The Strategy Pyramid places strategy at the top, supported by tactics in the middle, and programs at the base. Strategy means nothing without tactics and programs to make it real.
This illustration shows a basic Strategy Pyramid for marketing plans.
The Strategy Pyramid emphasizes the practical importance of building a solid marketing plan structure. Most marketing plans are developed from the top-level strategy first.
Strategy, at the top of the pyramid, is a matter of focusing on specific markets, market needs, and product or service offerings. Tactics follow and set the marketing message and the way it should be transmitted. Programs, at the base of the pyramid, provide the specifics of implementation. Programs include specific milestone dates, expense budgets, and projected sales results.
The pyramid and strategic alignment
Strategic alignment is essentially matching up your strategy to your tactics and specific programs, or business activities. The strategy pyramid is a visual tool to help you act on what your plan says you’re going to accomplish.
Strategic alignment sounds simple: bring your activities and spending into logical harmony with your strategy. However, things frequently go wrong. It’s easy to think strategically for a while, and hard to consistently implement all the time. For example, blue-sky strategy is easier than day-to-day implementation.
As you develop your strategy with the pyramid, you design the tactics and implementation programs you’ll need to make it real. You develop those specific programs within your milestones so you can track implementation by assigning each program to a manager, with a budget, and milestone dates.

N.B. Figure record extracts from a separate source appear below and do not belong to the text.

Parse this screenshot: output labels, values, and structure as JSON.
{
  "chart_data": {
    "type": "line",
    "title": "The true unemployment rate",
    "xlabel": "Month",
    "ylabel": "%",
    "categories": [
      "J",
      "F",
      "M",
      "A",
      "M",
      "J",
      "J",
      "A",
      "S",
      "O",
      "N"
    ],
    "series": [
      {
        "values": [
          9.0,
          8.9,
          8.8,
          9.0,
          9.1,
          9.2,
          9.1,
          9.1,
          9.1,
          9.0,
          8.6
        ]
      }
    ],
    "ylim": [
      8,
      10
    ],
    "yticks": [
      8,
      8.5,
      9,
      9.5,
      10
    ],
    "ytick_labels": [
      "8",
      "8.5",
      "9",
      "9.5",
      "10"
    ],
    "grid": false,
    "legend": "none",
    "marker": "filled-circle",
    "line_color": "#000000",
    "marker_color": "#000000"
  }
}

It is important to track and measure the expense of the programs for each tactic. Does the emphasis in spending match the emphasis in strategy? If your emphasis is on one tactic, are you spending to match? This process increases the likelihood of implementation.
The illustration shows a strategy pyramid which contains three tactics.
The next illustrations show an expenses chart broken into the tactics of the pyramids, and a partial spreadsheet table of the chart. Managers assigned their budgets to the various program activities to assigned the three tactics.
People do what they like to do. Often they twist their job descriptions around to do what they like doing. This isn’t a bad thing, really, because people are good at what they like; however, it can foil your efforts to create and implement strategy. Use milestones, with dates, budgets, and manager responsibilities, to make sure your daily activities follow your strategic guidelines.
Unfortunately strategic alignment isn’t easy. Companies frequently talk about one strategy and implement another. For example, in the middle 1980s Apple Computer’s strategy was focused on developing desktop publishing as a competitive advantage. The Macintosh was the first computer to integrate laser printing and page layout at popular prices, and Apple had a huge advantage. However, it took several years to make people understand what desktop publishing was, and by the time the message was clear Apple’s managers were tired of it. So while the strategy was desktop publishing the managers focused on multimedia and personal digital assistants instead. Budgeted marketing activities didn’t focus nearly as much on desktop publishing as the strategy dictated.
That was a lack of strategic alignment that failed to support and implement the desired strategy.